DX Unified Infrastructure Management

  • 1.  Auto-Operator overdue age reset

    Posted Aug 15, 2016 04:28 PM

    I'm working on a couple auto-operator rules and am having a hard time getting them to work the way I would expect.  Basically, am finding some alerts stuck in a loop of being assigned and unassigned by the 2 profiles.  I thought I had criteria set properly so this wouldn't happen, but obviously I am doing something wrong as it is not working as intended. 

     

    For the first profile ("clear assignment"), this is the matching criteria:

    • Any severity (except clear)
    • Message assigned to "create-ticket"

    The profile runs on an interval of 5 minutes and the action is to run a script, within the script I check the difference between the current time and the time the alert was assigned, if it's been more than 60 seconds since it was assigned, clear the assignment:

    local al = alarm.get() now = os.time() assignedAt = al.assigned_at diffSecs = now - assignedAt  if diffSecs >= 60 then   action.assign("", al.nimid) end

     

    The second profile ("assign alert") has this matching criteria:

    • Severity level = critical
    • Message assigned to <none>

    This profile runs on overdue age of 10s and the action is Assign to: create-ticket.

     

    I have another process that listens to a queue for assigned messages and processes any alerts assigned to the create-ticket user.  If the processing is successful, the alert is then assigned to a different user.  The "clear assignment" profile is there to catch any alerts that are not successfully processed and unassign them so the alert is visible to the operators and they can process it manually.

     

    The problem that I'm having is that the "clear assignment" profile seems to be resetting the overdue age as alerts get stuck in a loop of unassigned and assigned if they are not properly processed (on a related note, manually clearing the assignment in IM or USM does the same thing).  Is there a way to clear the assignment without resetting the overdue age?  Or is there a better way to set up the profiles to accomplish the same end result?



  • 2.  Re: Auto-Operator overdue age reset

    Broadcom Employee
    Posted Aug 17, 2016 04:38 PM

    Hi,

     

    Can you please review and make sure I understand what you are trying to do

    1) every 5 minutes check ALL open alarms with the exception of alarms that are clear level and run the script provided

    2) on overdue 10 seconds run a second AO for severity level critical and the assigned to is set to NONE, assigns the user to create-ticket.

     

    So I would expect this to loop.
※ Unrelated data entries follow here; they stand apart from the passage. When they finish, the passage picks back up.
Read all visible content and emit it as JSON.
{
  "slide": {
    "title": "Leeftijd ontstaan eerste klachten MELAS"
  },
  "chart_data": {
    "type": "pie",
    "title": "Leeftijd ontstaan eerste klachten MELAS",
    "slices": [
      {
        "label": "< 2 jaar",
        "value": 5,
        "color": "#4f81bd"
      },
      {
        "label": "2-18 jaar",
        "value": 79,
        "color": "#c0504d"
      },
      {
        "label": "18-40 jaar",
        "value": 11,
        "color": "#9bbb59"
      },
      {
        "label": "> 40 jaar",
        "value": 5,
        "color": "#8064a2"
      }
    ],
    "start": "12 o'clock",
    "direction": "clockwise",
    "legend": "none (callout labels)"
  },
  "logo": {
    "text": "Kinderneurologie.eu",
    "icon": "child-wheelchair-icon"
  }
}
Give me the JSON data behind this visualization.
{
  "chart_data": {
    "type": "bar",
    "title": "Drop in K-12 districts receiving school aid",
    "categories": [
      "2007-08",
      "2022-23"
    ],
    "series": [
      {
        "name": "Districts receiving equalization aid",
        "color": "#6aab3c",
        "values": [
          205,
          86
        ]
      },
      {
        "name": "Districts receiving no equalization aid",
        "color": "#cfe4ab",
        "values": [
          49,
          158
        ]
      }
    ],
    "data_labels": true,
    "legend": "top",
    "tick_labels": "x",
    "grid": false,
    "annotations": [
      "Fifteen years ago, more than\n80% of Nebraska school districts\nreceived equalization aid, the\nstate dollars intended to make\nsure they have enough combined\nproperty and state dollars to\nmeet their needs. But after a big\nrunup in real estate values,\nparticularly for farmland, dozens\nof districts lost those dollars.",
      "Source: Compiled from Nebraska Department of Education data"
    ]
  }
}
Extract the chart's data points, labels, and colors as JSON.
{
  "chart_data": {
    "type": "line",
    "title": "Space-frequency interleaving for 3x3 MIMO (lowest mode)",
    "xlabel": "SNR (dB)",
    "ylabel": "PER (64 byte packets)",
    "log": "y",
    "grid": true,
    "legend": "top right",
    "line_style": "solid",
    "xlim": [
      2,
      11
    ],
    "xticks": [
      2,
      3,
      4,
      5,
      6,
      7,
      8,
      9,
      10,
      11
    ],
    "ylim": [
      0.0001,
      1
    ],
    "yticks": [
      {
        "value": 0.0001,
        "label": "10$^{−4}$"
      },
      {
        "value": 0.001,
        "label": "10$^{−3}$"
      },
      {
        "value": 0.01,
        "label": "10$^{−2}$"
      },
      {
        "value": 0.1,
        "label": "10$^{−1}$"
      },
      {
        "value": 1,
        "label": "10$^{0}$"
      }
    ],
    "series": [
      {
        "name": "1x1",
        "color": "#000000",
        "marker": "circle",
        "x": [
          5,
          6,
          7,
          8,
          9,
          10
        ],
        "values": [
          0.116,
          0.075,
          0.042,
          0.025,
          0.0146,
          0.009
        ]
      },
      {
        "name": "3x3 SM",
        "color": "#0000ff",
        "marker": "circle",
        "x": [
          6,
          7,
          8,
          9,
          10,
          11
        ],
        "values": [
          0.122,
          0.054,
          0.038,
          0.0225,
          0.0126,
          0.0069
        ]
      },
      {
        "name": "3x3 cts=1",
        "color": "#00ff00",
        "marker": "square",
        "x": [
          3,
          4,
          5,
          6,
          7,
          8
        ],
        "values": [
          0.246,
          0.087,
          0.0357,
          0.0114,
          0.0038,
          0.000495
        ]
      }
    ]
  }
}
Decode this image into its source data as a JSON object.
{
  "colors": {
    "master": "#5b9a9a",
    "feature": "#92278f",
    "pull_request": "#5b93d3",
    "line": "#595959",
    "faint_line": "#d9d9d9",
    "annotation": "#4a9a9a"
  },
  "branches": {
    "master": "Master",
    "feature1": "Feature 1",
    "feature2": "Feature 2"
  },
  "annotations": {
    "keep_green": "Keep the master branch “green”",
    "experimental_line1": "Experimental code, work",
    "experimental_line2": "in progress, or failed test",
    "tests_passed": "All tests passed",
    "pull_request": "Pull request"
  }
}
As when you modify an alarm you are resetting the time on it.

    Currently there is no way around this.

    In this case I would expect the following to happen

    number 2 above executes

    About 5 minutes later 1 executes

    then 10 sec latest 2 executes again.

     

    I think you might be better served instead of doing on interval changing it to overdue 5 minutes.

     

    Instead of looping through ALL messages as on interval does this will only go through alarms which are overdue 5 minutes.

     

    I think this should accomplish what you are looking to do.



  • 3.  Re: Auto-Operator overdue age reset

    Posted Aug 17, 2016 05:21 PM

    Gene_Howard, you're understanding of my process is almost correct, the only thing you were missing is step 1 only matches alerts that are assigned to the create-ticket user.

     

    However, based on your point that modifying an alarm resets the time on it, I can definitely see why it will loop and my clarification above is of no relevance.  Unfortunately changing it to an overdue age won't work for me as there are alerts at other severity levels that may be manually assigned to the create-ticket user well after 5 minutes.  For these alerts, I still want to be able to be able to clear the assignment if it stays assigned to that user for an extended period of time.

     

    After some additional thought, I think I may be able to mark one of the user tag fields when the "clear assignment" profile takes action, and add an additional match criteria to the "assign alert" profile to ignore alerts with a value in the user tag field.  I still need to test this, but at the moment it's the best I'm able to think of.



  • 4.  Re: Auto-Operator overdue age reset

    Broadcom Employee
    Posted Aug 18, 2016 09:18 AM

    HI,

     

    could you just add another AO for clearing at overdue 10 minutes as well.

    If not then yes I think you will need to add addition information into a custom or user field so that you can know if it has been processed before or not.